Quinze Inventions à deux voix (BWV 772 à 786) et quinze Inventions ou Sinfonias à trois voix (BWV 787 à 801), classées dans les deux cas en suivant les degrés de l'échelle chromatique de la gamme — d'ut majeur à si mineur — mais en évitant les tonalités trop chargées en dièses ou en bémols. Ces trente pièces, Bach les écrivit au cours de ses dernières années à Coethen, à une époque où il eut tout loisir de se consacrer à la musique instrumentale profane et où, notamment à l'intention de son fils aîné Wilhelm Friedemann, il composa tout un florilège d'œuvres didactiques pour le clavier
Guide honnête qui enseignera à ceux qui aiment le clavecin, et tout particulièrement à ceux qui désirent s'instruire, une méthode claire pour arriver à jouer proprement deux voix, puis, après avoir progressé, à exécuter correctement trois parties obligées… Dans son propos liminaire, Bach ajoute qu'il entend amener l'élève à acquérir un jeu chantant et lui donner un solide avant-goût de l'art de la composition. Autant dire que, dans son esprit, il ne s'agissait pas de rédiger une méthode visant simplement à développer la technique digitale de l'apprenti claveciniste.
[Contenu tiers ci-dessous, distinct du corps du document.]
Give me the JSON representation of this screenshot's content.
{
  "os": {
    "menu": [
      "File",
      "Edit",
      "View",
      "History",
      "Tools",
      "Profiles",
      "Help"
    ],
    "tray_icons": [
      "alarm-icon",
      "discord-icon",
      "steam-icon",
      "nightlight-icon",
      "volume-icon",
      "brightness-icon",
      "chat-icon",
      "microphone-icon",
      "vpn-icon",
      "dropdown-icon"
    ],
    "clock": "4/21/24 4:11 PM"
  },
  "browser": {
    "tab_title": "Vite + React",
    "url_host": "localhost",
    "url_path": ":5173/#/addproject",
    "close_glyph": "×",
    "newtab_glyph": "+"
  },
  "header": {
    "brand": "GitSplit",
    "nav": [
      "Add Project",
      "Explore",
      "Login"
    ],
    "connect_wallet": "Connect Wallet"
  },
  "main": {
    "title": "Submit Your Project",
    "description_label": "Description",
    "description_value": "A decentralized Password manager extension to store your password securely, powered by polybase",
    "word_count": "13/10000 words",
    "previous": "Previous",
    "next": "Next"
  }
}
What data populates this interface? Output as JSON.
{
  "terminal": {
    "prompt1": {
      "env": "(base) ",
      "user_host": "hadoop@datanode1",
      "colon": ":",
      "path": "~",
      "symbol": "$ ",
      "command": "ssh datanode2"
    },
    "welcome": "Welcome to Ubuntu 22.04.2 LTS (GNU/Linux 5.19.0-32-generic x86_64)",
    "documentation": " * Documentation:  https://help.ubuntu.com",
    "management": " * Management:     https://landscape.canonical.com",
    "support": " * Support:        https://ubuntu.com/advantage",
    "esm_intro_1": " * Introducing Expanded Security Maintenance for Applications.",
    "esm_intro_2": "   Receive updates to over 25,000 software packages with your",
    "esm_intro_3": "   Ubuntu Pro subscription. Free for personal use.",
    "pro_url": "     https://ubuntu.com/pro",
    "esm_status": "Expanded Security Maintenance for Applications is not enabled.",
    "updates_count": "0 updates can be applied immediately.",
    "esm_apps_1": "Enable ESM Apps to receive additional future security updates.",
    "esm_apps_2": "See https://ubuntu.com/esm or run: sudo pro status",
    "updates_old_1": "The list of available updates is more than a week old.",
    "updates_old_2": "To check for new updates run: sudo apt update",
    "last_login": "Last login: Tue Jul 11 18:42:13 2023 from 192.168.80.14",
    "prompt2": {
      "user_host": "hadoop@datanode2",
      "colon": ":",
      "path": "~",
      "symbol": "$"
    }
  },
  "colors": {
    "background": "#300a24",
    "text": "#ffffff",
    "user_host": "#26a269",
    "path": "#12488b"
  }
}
De fait, derrière ces exercices didactiques se cachent des trésors de musique et d'invention. « Aucun autre compositeur n'a jamais songé à mettre dans des compositions pour clavier de si petites dimensions un contenu d'une semblable signification. »48 « Elles emploient et mêlent toutes les techniques contrapuntiques, le canon, la fugue, le contrepoint double, mais de la façon la plus souple, sans rigueur doctrinaire. La proposition initiale une fois trouvée, Bach se laisse emporter par une imagination inépuisable, dont l'auditeur ne saurait jamais prévoir les caprices. Variété des sujets, et de leur traitement ; merveilleuse indépendance des voix, égalité plus étonnante encore : si la pédagogie a durablement adopté ces morceaux, c'est qu'ils fournissent aux deux mains leur compte de labeur. En échange, quelle profusion de beauté ! »49
On reste confondu devant les prodiges de vie et de subtilité que le compositeur parvient à réaliser dans une écriture réduite à deux voix, et l'émerveillement ne fait naturellement que croître à l'écoute des Sinfonias à trois voix où nous « attendent de plus grandes beautés, et une résonance plus longue (comme on dit d'un vin qu'il est long en bouche…) »50 Encore faut-il souligner, car on ne le sait pas assez, que ces deux cahiers nous livrent un Bach étonnamment proche et sensible, avec des pages d'une grande expressivité, dont l'exemple le plus frappant nous est fourni par la Sinfonia no 9 en fa mineur : dans cette pièce, « l'interprétation polyphonique complexe des trois sujets et l'admirable construction formelle sont utilisées à des fins expressives ; il règne une atmosphère de sinistre pathétisme dont Bach lui-même a rarement dépassé le pouvoir dramatique. »51
Invention à 2 voix no 8 en fa majeur (BWV 779), par András Schiff.48. Geiringer Karl, Bach et sa famille : sept générations de génies créateurs (traduction par Marguerite Buchet et Jacques Boitel). Buchet Chastel, Paris 1955, p. 300.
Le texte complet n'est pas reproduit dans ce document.